UConn Has 10 Days To Pay Ex-Head Coach Kevin Ollie $11 Million
In SummaryThe former University of Connecticut head men’s basketball coach won his arbitration case for being improperly fired by the school in 2018.
The University of Connecticut was ordered to pay its alum and former men’s head basketball coach $11 million for being unjustly fired.
It’s not next-day shipping, but it is priority mail for Kevin Ollie, who won his arbitration case Thursday against the university.
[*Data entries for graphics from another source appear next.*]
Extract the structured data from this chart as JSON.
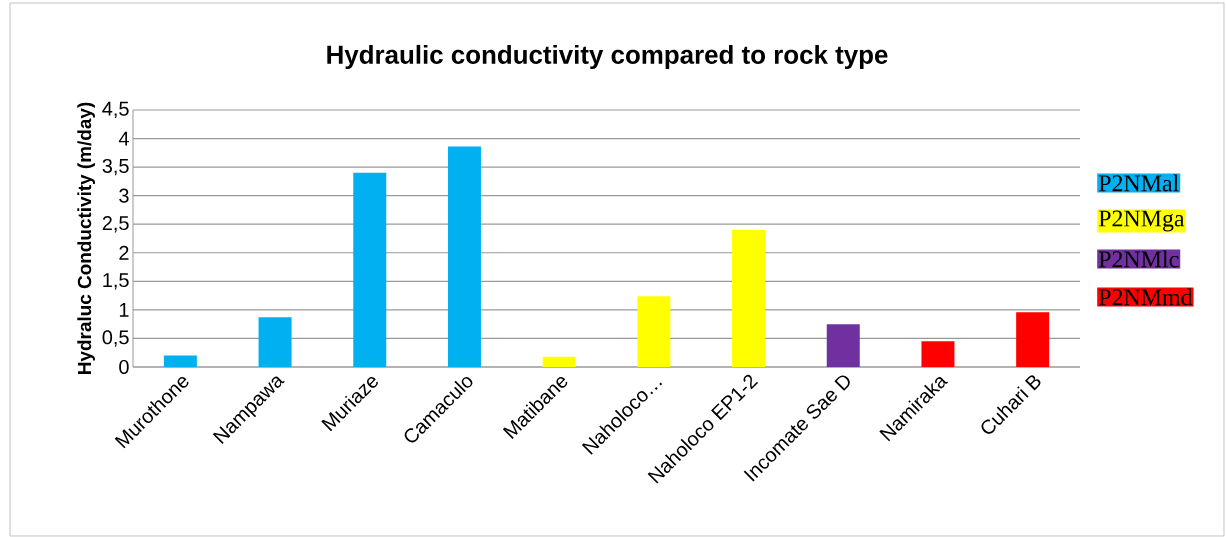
{
  "chart_data": {
    "type": "bar",
    "title": "Hydraulic conductivity  compared to rock type",
    "ylabel": "Hydraluc Conductivity (m/day)",
    "categories": [
      "Murothone",
      "Nampawa",
      "Muriaze",
      "Camaculo",
      "Matibane",
      "Naholoco…",
      "Naholoco EP1-2",
      "Incomate Sae D",
      "Namiraka",
      "Cuhari B"
    ],
    "series": [
      {
        "name": "P2NMal",
        "color": "#00b0f0",
        "values": [
          0.2,
          0.87,
          3.4,
          3.86,
          null,
          null,
          null,
          null,
          null,
          null
        ]
      },
      {
        "name": "P2NMga",
        "color": "#ffff00",
        "values": [
          null,
          null,
          null,
          null,
          0.18,
          1.24,
          2.4,
          null,
          null,
          null
        ]
      },
      {
        "name": "P2NMlc",
        "color": "#7030a0",
        "values": [
          null,
          null,
          null,
          null,
          null,
          null,
          null,
          0.75,
          null,
          null
        ]
      },
      {
        "name": "P2NMmd",
        "color": "#ff0000",
        "values": [
          null,
          null,
          null,
          null,
          null,
          null,
          null,
          null,
          0.45,
          0.96
        ]
      }
    ],
    "ylim": [
      0,
      4.5
    ],
    "yticks": [
      0,
      {
        "value": 0.5,
        "label": "0,5"
      },
      1,
      {
        "value": 1.5,
        "label": "1,5"
      },
      2,
      {
        "value": 2.5,
        "label": "2,5"
      },
      3,
      {
        "value": 3.5,
        "label": "3,5"
      },
      4,
      {
        "value": 4.5,
        "label": "4,5"
      }
    ],
    "grid": "y",
    "legend": "right"
  }
}
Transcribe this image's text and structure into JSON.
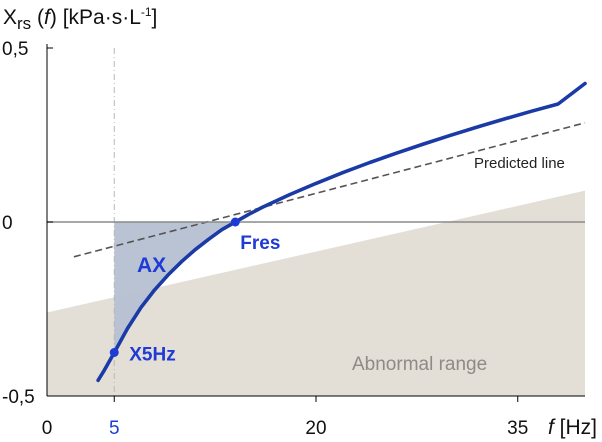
{
  "chart_data": {
    "type": "line",
    "ylabel": {
      "main": "X",
      "sub": "rs",
      "func_open": "(",
      "func_var": "f",
      "func_close": ")",
      "unit_open": "[kPa·s·L",
      "unit_sup": "-1",
      "unit_close": "]"
    },
    "xlabel": {
      "var": "f",
      "unit": "[Hz]"
    },
    "xlim": [
      0,
      40
    ],
    "ylim": [
      -0.5,
      0.5
    ],
    "x_ticks": [
      {
        "value": 0,
        "label": "0"
      },
      {
        "value": 5,
        "label": "5",
        "color": "#1f3bd6"
      },
      {
        "value": 20,
        "label": "20"
      },
      {
        "value": 35,
        "label": "35"
      }
    ],
    "y_ticks": [
      {
        "value": 0.5,
        "label": "0,5"
      },
      {
        "value": 0,
        "label": "0"
      },
      {
        "value": -0.5,
        "label": "-0,5"
      }
    ],
    "series": [
      {
        "key": "measured",
        "color": "#1a3aa6",
        "x": [
          3.8,
          4.2,
          5.0,
          6.0,
          7.0,
          8.0,
          9.0,
          10.0,
          11.0,
          12.0,
          13.0,
          14.0,
          15.0,
          16.0,
          18.0,
          20.0,
          22.0,
          24.0,
          26.0,
          28.0,
          30.0,
          32.0,
          34.0,
          36.0,
          38.0,
          40.0
        ],
        "y": [
          -0.455,
          -0.43,
          -0.375,
          -0.305,
          -0.245,
          -0.195,
          -0.152,
          -0.114,
          -0.08,
          -0.05,
          -0.022,
          0.0,
          0.022,
          0.042,
          0.078,
          0.111,
          0.142,
          0.171,
          0.198,
          0.224,
          0.249,
          0.273,
          0.296,
          0.318,
          0.339,
          0.398
        ]
      },
      {
        "name": "Predicted line",
        "key": "predicted",
        "color": "#555555",
        "dashed": true,
        "x": [
          2,
          40
        ],
        "y": [
          -0.1,
          0.285
        ]
      }
    ],
    "abnormal_range": {
      "label": "Abnormal range",
      "color": "#e3ded6",
      "upper_boundary": {
        "x": [
          0,
          40
        ],
        "y": [
          -0.26,
          0.09
        ]
      }
    },
    "ax_area": {
      "label": "AX",
      "color": "#b5c0d2",
      "x_from": 5,
      "x_to": 14
    },
    "points": [
      {
        "label": "X5Hz",
        "x": 5.0,
        "y": -0.375,
        "color": "#1f3bd6"
      },
      {
        "label": "Fres",
        "x": 14.0,
        "y": 0.0,
        "color": "#1f3bd6"
      }
    ],
    "zero_line": true,
    "vertical_guide_x": 5
  }
}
The school has 10 business days to pay Ollie.
Ollie, 49, roamed the sideline for UConn for six years, leading the Huskies to a National Championship in 2014.
However, he was let go by the program in March 2018 due to “disciplinary measures.” The university fired Ollie to avoid paying him a massive buyout from his contract. The school also reported several NCAA violations in his program.
According to the independent arbitrator Mark Irvings, UConn “violated the collective bargaining agreement when it terminated Kevin Ollie without just cause.”
The arbitrator ruled in the former head coach’s favor, ordering UConn to pay him “$11,157,032.95 within the next 10 business days.” Ollie’s attorney, Jacques Parenteau called the ruling a “total vindication.”
UConn “vigorously disagrees” with the arbitrator’s decision. “This arbitration clearly established — after 33 days of hearings and the testimony and cross examination of actual witnesses under oath — that Kevin Ollie did not violate the NCAA rules that were used to justify the draconian sanctions imposed on him,’” Parenteau and co-counsel William Madsen said in a statement. The arbitrator correctly found that there was no just cause to terminate Kevin Ollie’s employment as the head coach of an NCAA basketball team.”
The NCAA violations led to two years of probation by the Huskies and Ollie had to sit out three years before becoming a head coach in the NCAA again.
The former UConn coach is currently coaching for Overtime Elite, a “transformative new sports league that offers the world’s most talented young basketball players a better pathway to becoming professional athletes.”
The UConn athletic department sports budget rose from $43.5 million to $47.2 million a day before the ruling.
“In closing, I wish to assure the University of Connecticut community, my alma mater and an institution that has meant so much to me over the years, that the university will always have a special place in my heart and will always be a part of my family,” Ollie’s statement said.